5. En deuxième lieu, pour justifier d’une atteinte suffisamment grave et immédiate à sa situation, M. B... se borne à faire valoir que la détention d’un permis de conduire est indispensable à l’exercice de sa profession de médecin généraliste qui nécessite de nombreux déplacements pour visiter à domicile ses patients. Par cette seule allégation, le requérant, qui ne produit aucun justificatif de son activité professionnelle et des conditions dans lesquelles il l’exerce, n’établit pas que la perte provisoire de son permis de conduire compromettrait l’activité de son cabinet médical. Il ne justifie pas davantage de l’impossibilité de trouver une organisation alternative à l’usage d’un véhicule pour les besoins de sa pratique professionnelle. Il s’ensuit que la condition d’urgence posée à l’article L. 521-1 du code de justice administrative ne peut être regardée comme remplie.

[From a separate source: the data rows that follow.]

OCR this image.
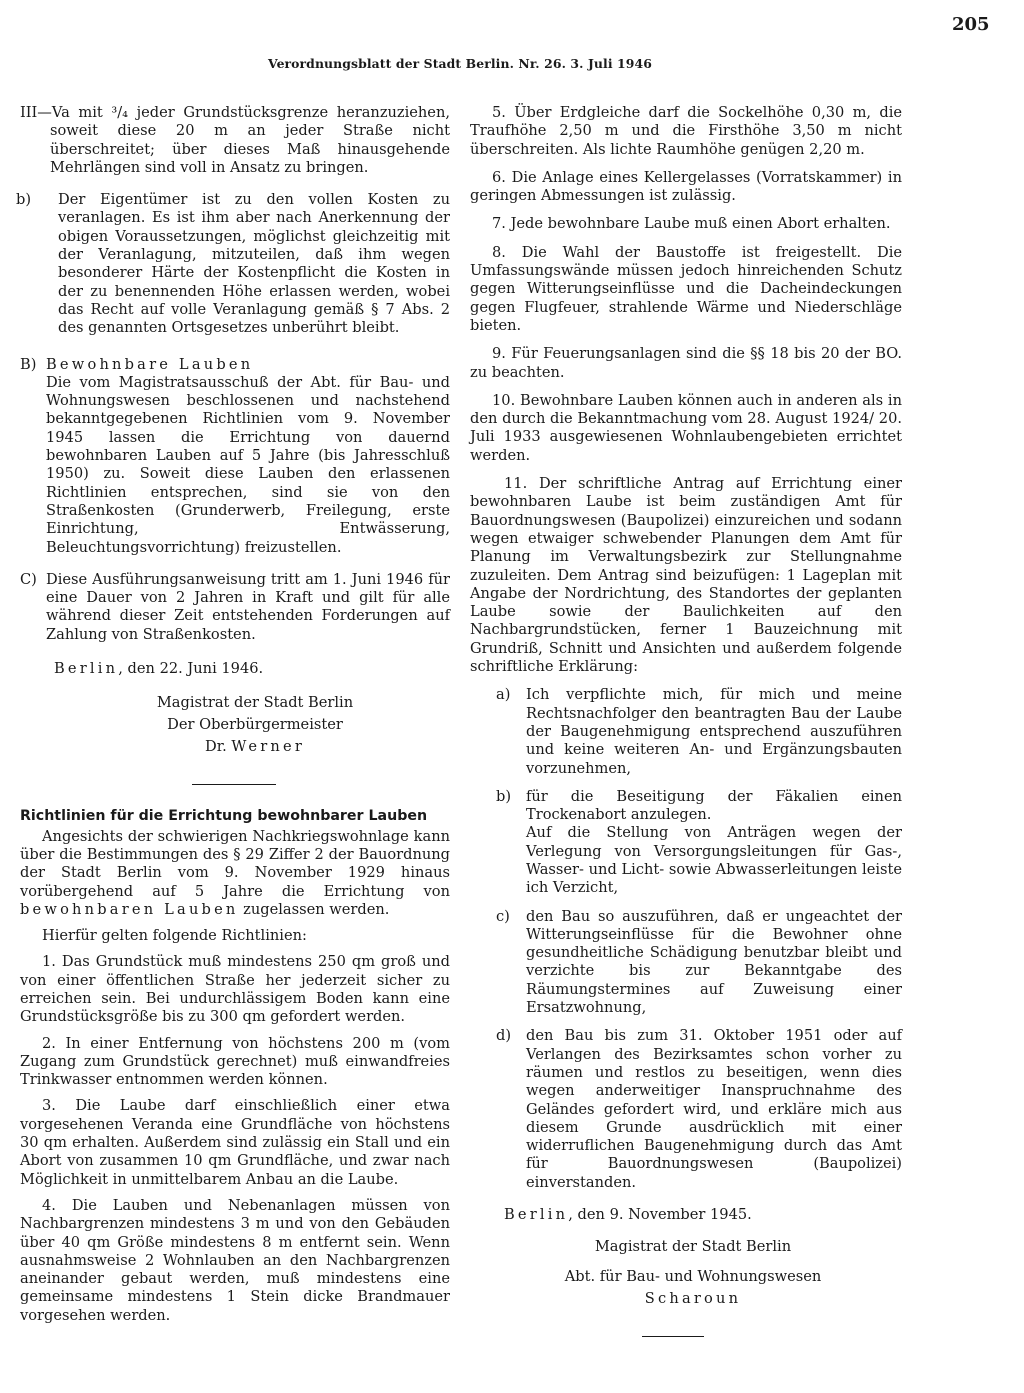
205
Verordnungsblatt der Stadt Berlin. Nr. 26. 3. Juli 1946

III—Va mit ³/₄ jeder Grundstücksgrenze heranzuziehen, soweit diese 20 m an jeder Straße nicht überschreitet; über dieses Maß hinausgehende Mehrlängen sind voll in Ansatz zu bringen.

b) Der Eigentümer ist zu den vollen Kosten zu veranlagen. Es ist ihm aber nach Anerkennung der obigen Voraussetzungen, möglichst gleichzeitig mit der Veranlagung, mitzuteilen, daß ihm wegen besonderer Härte der Kostenpflicht die Kosten in der zu benennenden Höhe erlassen werden, wobei das Recht auf volle Veranlagung gemäß § 7 Abs. 2 des genannten Ortsgesetzes unberührt bleibt.

B) Bewohnbare Lauben

Die vom Magistratsausschuß der Abt. für Bau- und Wohnungswesen beschlossenen und nachstehend bekanntgegebenen Richtlinien vom 9. November 1945 lassen die Errichtung von dauernd bewohnbaren Lauben auf 5 Jahre (bis Jahresschluß 1950) zu. Soweit diese Lauben den erlassenen Richtlinien entsprechen, sind sie von den Straßenkosten (Grunderwerb, Freilegung, erste Einrichtung, Entwässerung, Beleuchtungsvorrichtung) freizustellen.

C) Diese Ausführungsanweisung tritt am 1. Juni 1946 für eine Dauer von 2 Jahren in Kraft und gilt für alle während dieser Zeit entstehenden Forderungen auf Zahlung von Straßenkosten.

Berlin, den 22. Juni 1946.
Magistrat der Stadt Berlin
Der Oberbürgermeister
Dr. Werner
Richtlinien für die Errichtung bewohnbarer Lauben

Angesichts der schwierigen Nachkriegswohnlage kann über die Bestimmungen des § 29 Ziffer 2 der Bauordnung der Stadt Berlin vom 9. November 1929 hinaus vorübergehend auf 5 Jahre die Errichtung von bewohnbaren Lauben zugelassen werden.

Hierfür gelten folgende Richtlinien:

1. Das Grundstück muß mindestens 250 qm groß und von einer öffentlichen Straße her jederzeit sicher zu erreichen sein. Bei undurchlässigem Boden kann eine Grundstücksgröße bis zu 300 qm gefordert werden.

2. In einer Entfernung von höchstens 200 m (vom Zugang zum Grundstück gerechnet) muß einwandfreies Trinkwasser entnommen werden können.

3. Die Laube darf einschließlich einer etwa vorgesehenen Veranda eine Grundfläche von höchstens 30 qm erhalten. Außerdem sind zulässig ein Stall und ein Abort von zusammen 10 qm Grundfläche, und zwar nach Möglichkeit in unmittelbarem Anbau an die Laube.

4. Die Lauben und Nebenanlagen müssen von Nachbargrenzen mindestens 3 m und von den Gebäuden über 40 qm Größe mindestens 8 m entfernt sein. Wenn ausnahmsweise 2 Wohnlauben an den Nachbargrenzen aneinander gebaut werden, muß mindestens eine gemeinsame mindestens 1 Stein dicke Brandmauer vorgesehen werden.

5. Über Erdgleiche darf die Sockelhöhe 0,30 m, die Traufhöhe 2,50 m und die Firsthöhe 3,50 m nicht überschreiten. Als lichte Raumhöhe genügen 2,20 m.

6. Die Anlage eines Kellergelasses (Vorratskammer) in geringen Abmessungen ist zulässig.

7. Jede bewohnbare Laube muß einen Abort erhalten.

8. Die Wahl der Baustoffe ist freigestellt. Die Umfassungswände müssen jedoch hinreichenden Schutz gegen Witterungseinflüsse und die Dacheindeckungen gegen Flugfeuer, strahlende Wärme und Niederschläge bieten.

9. Für Feuerungsanlagen sind die §§ 18 bis 20 der BO. zu beachten.

10. Bewohnbare Lauben können auch in anderen als in den durch die Bekanntmachung vom 28. August 1924/ 20. Juli 1933 ausgewiesenen Wohnlaubengebieten errichtet werden.

11. Der schriftliche Antrag auf Errichtung einer bewohnbaren Laube ist beim zuständigen Amt für Bauordnungswesen (Baupolizei) einzureichen und sodann wegen etwaiger schwebender Planungen dem Amt für Planung im Verwaltungsbezirk zur Stellungnahme zuzuleiten. Dem Antrag sind beizufügen: 1 Lageplan mit Angabe der Nordrichtung, des Standortes der geplanten Laube sowie der Baulichkeiten auf den Nachbargrundstücken, ferner 1 Bauzeichnung mit Grundriß, Schnitt und Ansichten und außerdem folgende schriftliche Erklärung:

a) Ich verpflichte mich, für mich und meine Rechtsnachfolger den beantragten Bau der Laube der Baugenehmigung entsprechend auszuführen und keine weiteren An- und Ergänzungsbauten vorzunehmen,

b) für die Beseitigung der Fäkalien einen Trockenabort anzulegen.

Auf die Stellung von Anträgen wegen der Verlegung von Versorgungsleitungen für Gas-, Wasser- und Licht- sowie Abwasserleitungen leiste ich Verzicht,

c) den Bau so auszuführen, daß er ungeachtet der Witterungseinflüsse für die Bewohner ohne gesundheitliche Schädigung benutzbar bleibt und verzichte bis zur Bekanntgabe des Räumungstermines auf Zuweisung einer Ersatzwohnung,

d) den Bau bis zum 31. Oktober 1951 oder auf Verlangen des Bezirksamtes schon vorher zu räumen und restlos zu beseitigen, wenn dies wegen anderweitiger Inanspruchnahme des Geländes gefordert wird, und erkläre mich aus diesem Grunde ausdrücklich mit einer widerruflichen Baugenehmigung durch das Amt für Bauordnungswesen (Baupolizei) einverstanden.

Berlin, den 9. November 1945.
Magistrat der Stadt Berlin
Abt. für Bau- und Wohnungswesen
Scharoun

6. Il résulte de ce qui précède que les conclusions présentées par M. B... aux fins de suspension de la décision 48SI du ministre de l’intérieur du 18 décembre 2025 doivent être rejetées, par application de la procédure prévue par l’article L. 522-3 du code de justice administrative. Il en est de même, par voie de conséquence, de ses conclusions présentées au titre des dispositions de l’article L. 761-1 du code de justice administrative.



O R D O N N E :



Article 1er : La requête de M. B... est rejetée.

Article 2 : La présente ordonnance sera notifiée à M. C... B....



Fait à Rennes, le 23 février 2026.



La juge des référés,


signé


M. Thalabard



La République mande et ordonne au ministre de l’intérieur en ce qui le concerne ou à tous commissaires de justice à ce requis en ce qui concerne les voies de droit commun, contre les parties privées, de pourvoir à l'exécution de la présente décision.